Où sont les politiciens?
Pour que ce qui précède trouve une application concrète, générale et uniforme, l’État québécois devrait adopter une loi ayant un statut similaire à celui de la loi 101, que l’on qualifie de Charte de la langue française. Elle constituerait une déclaration de principes servant au balisage précis de l’action de tous dans l’espace public, que ce soit du côté des institutions ou du côté des citoyens.
Enfin, ces questions soulèvent un autre problème, celui du leadership politique. En effet, où sont nos politiciens dans ce débat? Que nous proposent-ils? Ont-ils un point de vue? Et si oui, quel est-il? C’est une véritable honte que, dans un débat mettant en cause les valeurs les plus fondamentales de notre société et qui faisait déjà la manchette il y a deux ans, nous n’ayons pas entendu les chefs de nos partis politiques s’exprimer sur la question, à l’exception de Mario Dumont.
Intervenir dans ce débat ne signifie pas dire quelques mots sur un cas particulier, comme de dire que le crucifix que l’on trouve au-dessus du fauteuil du président de l’Assemblée nationale devrait rester là ou être enlevé. Pour messieurs Charest et Boisclair, intervenir dans ce débat ne signifie pas non plus que l’un et l’autre fassent, presque simultanément, une très forte sortie contre Mario Dumont qui, pour se faire du capital politique facile, selon eux, attiserait les vieux démons de l’identité québécoise par ses déclarations. Messieurs Charest et Boisclair, les Québécois sont en droit de savoir ce que vous et vos partis pensez sur le fond de ce débat. Et surtout, ils ont le droit de vous entendre leur faire connaître les orientations et les actions que vous proposez.

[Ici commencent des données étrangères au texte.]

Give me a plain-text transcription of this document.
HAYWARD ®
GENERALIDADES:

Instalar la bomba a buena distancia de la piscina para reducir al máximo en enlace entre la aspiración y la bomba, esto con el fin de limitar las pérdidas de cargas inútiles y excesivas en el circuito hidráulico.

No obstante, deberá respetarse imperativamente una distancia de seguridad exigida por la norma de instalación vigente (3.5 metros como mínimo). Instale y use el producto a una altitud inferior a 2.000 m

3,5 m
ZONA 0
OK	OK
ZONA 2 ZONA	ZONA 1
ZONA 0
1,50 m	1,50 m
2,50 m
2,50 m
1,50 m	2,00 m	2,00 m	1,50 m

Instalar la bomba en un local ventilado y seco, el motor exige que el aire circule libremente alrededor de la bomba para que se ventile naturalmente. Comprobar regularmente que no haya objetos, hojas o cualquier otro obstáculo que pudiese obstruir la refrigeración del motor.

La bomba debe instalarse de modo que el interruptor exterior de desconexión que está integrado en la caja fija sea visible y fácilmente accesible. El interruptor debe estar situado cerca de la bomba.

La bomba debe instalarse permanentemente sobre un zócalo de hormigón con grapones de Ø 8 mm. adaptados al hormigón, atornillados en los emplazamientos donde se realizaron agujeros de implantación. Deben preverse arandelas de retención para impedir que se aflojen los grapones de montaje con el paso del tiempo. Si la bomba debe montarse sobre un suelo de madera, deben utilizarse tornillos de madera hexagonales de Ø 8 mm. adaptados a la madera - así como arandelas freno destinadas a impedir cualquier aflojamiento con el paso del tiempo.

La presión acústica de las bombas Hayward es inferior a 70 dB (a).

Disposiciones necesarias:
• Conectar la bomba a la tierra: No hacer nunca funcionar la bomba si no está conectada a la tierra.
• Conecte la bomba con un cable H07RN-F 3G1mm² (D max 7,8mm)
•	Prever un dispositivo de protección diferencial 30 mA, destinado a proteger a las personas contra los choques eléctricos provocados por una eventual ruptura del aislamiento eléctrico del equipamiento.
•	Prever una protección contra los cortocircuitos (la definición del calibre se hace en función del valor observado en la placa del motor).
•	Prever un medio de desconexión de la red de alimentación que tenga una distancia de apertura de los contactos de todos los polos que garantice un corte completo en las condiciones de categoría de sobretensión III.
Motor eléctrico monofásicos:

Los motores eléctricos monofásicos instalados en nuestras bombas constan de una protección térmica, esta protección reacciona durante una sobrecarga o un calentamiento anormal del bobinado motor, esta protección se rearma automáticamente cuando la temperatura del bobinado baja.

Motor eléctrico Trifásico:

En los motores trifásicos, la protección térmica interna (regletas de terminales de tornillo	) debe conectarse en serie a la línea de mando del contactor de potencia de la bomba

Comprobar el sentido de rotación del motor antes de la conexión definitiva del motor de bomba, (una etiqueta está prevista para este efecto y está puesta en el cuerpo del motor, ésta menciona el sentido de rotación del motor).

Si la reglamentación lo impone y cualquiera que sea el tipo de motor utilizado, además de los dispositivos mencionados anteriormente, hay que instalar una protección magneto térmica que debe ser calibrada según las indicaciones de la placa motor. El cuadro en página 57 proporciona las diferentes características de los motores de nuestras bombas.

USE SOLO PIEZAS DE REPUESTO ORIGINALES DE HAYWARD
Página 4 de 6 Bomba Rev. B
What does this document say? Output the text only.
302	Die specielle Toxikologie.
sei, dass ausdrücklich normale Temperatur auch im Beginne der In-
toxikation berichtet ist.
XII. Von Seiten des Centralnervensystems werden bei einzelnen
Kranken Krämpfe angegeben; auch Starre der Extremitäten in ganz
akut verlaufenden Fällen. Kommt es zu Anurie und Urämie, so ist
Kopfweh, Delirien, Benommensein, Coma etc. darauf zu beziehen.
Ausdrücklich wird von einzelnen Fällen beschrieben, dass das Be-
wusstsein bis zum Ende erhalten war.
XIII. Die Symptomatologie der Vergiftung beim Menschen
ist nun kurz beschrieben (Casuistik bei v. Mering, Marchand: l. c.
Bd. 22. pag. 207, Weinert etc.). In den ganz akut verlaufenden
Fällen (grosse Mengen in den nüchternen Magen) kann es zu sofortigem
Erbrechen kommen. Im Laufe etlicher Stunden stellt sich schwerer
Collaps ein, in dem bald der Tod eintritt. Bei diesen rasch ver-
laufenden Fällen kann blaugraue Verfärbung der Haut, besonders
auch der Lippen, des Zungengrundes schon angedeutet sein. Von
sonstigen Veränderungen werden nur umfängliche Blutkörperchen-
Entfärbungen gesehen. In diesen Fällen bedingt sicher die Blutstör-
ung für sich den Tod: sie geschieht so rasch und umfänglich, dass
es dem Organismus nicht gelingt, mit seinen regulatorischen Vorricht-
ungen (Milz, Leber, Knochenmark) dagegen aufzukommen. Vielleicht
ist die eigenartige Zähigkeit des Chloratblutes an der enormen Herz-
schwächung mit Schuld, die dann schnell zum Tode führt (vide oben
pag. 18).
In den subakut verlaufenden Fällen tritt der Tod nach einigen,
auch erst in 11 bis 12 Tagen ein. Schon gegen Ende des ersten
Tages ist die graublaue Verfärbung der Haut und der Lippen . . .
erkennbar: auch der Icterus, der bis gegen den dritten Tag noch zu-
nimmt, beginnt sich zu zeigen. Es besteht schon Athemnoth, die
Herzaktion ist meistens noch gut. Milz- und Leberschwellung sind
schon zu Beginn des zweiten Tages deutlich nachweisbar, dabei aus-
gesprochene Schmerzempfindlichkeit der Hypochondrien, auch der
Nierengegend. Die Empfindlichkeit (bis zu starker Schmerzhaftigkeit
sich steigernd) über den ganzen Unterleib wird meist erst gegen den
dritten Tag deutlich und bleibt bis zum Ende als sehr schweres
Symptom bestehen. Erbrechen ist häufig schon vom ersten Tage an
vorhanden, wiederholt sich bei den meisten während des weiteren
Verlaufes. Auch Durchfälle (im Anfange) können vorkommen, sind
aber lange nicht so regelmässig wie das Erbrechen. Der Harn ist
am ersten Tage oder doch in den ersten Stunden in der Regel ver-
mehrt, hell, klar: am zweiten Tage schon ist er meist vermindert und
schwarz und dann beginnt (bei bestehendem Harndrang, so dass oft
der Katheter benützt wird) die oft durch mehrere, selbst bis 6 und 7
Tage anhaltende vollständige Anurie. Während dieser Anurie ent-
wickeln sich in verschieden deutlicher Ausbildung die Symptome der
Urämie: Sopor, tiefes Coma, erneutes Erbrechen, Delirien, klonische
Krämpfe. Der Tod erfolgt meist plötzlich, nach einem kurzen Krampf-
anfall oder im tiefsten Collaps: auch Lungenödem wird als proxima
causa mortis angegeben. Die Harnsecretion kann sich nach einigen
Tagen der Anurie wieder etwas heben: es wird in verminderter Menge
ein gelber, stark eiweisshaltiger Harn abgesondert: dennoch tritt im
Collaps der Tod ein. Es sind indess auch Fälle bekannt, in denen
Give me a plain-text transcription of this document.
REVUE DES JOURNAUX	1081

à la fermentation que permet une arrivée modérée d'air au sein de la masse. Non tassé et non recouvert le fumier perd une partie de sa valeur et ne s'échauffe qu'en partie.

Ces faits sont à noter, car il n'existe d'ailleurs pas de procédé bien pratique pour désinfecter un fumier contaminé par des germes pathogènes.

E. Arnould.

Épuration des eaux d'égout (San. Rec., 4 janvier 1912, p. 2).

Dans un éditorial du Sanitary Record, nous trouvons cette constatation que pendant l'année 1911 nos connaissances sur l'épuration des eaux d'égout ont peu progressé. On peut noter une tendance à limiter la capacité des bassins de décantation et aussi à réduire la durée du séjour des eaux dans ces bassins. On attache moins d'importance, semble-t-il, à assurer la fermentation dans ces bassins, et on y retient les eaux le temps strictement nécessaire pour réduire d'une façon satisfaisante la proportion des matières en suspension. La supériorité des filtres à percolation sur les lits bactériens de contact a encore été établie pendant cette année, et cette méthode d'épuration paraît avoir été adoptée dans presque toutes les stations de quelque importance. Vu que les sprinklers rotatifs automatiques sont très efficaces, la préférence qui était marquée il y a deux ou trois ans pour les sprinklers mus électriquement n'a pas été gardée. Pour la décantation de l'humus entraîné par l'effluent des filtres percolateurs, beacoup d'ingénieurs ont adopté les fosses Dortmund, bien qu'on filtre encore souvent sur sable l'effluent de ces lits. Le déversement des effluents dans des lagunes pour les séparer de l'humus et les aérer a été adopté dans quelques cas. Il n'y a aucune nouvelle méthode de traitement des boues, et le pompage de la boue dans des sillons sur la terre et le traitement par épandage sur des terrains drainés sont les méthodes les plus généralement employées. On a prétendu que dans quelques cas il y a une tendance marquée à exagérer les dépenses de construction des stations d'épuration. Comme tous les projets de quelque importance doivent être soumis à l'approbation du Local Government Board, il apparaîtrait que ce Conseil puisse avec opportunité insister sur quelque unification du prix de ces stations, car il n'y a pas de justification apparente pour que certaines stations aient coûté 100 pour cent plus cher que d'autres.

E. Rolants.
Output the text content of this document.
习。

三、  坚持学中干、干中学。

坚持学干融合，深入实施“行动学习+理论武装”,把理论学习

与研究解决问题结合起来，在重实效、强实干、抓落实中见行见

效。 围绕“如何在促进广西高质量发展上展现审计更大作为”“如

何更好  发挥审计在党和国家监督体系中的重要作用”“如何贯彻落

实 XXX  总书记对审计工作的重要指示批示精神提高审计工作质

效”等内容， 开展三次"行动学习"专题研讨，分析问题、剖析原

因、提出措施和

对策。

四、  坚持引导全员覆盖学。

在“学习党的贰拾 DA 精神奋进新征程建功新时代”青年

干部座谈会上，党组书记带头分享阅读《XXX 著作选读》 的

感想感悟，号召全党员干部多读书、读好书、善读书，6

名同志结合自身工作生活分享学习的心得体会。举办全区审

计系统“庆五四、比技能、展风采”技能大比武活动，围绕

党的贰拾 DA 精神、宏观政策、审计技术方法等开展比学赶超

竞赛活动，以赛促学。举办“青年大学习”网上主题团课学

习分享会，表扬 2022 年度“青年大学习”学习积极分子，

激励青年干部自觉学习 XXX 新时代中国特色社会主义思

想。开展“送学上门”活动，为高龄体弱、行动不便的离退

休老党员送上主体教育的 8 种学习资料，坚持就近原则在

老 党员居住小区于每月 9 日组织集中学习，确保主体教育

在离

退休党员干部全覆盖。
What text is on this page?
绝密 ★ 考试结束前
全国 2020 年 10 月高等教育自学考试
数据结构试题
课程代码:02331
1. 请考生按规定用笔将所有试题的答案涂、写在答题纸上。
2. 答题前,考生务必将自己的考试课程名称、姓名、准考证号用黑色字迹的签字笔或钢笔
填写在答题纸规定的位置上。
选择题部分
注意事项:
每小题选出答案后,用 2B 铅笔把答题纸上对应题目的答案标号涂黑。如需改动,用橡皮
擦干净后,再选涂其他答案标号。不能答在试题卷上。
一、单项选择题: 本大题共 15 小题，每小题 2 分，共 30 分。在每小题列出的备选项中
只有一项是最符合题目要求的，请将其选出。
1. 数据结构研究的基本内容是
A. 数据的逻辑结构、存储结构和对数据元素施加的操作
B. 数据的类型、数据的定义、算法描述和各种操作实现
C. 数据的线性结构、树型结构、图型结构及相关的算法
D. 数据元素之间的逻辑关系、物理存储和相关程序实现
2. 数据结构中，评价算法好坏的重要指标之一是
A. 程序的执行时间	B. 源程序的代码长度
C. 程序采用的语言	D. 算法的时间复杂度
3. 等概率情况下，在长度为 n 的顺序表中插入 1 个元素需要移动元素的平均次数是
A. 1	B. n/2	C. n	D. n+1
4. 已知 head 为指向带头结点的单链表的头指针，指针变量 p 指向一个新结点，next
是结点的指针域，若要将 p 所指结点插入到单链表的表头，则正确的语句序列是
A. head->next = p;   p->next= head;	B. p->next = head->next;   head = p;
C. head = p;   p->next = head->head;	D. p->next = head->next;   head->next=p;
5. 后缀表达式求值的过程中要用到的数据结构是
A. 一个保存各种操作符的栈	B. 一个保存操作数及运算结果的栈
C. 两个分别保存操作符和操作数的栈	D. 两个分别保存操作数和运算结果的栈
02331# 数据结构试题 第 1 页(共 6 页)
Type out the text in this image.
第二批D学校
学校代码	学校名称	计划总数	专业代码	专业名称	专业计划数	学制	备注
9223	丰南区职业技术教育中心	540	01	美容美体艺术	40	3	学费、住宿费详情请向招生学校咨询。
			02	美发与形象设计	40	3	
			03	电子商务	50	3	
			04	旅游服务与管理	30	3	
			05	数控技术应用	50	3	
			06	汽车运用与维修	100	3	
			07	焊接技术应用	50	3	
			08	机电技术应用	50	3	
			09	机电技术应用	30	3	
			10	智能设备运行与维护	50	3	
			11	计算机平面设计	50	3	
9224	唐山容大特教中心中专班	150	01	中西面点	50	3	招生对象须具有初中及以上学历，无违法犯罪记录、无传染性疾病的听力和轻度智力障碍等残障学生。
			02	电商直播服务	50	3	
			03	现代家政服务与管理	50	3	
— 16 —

Messieurs les chefs de partis, vous vous préparez en vue de la tenue d’une élection dans les prochains mois et vous êtes en train de peaufiner vos arguments sur la plupart des sujets qui, selon vous, préoccupent les Québécois. Or, vous ne pourrez pas faire un tel peaufinage en la matière du présent texte puisque vous n’avez rien énoncé à ce jour sur un sujet qui fait pourtant l’objet de toutes les conversations dans la population et qui risque de connaître d’autres rebondissements. Ne croyez pas que vous serez crédibles si vous attendez la campagne électorale pour enfin dire quelque chose. Il sera trop tard. Et ni surenchère ni le silence ou la négation du problème ne seront permis. Les valeurs d’une société, l’âme d’un peuple, sa façon de vivre et d’être, sa confiance en lui-même ne peuvent être niées ou ignorées impunément par ses leaders pendant aussi longtemps. Et gare aux pirouettes intellectuelles en apparence brillantes mais fondamentalement creuses. Sur un tel sujet, les Québécois n’admireront pas la haute voltige, ils la sanctionneront sévèrement, tout comme leurs auteurs.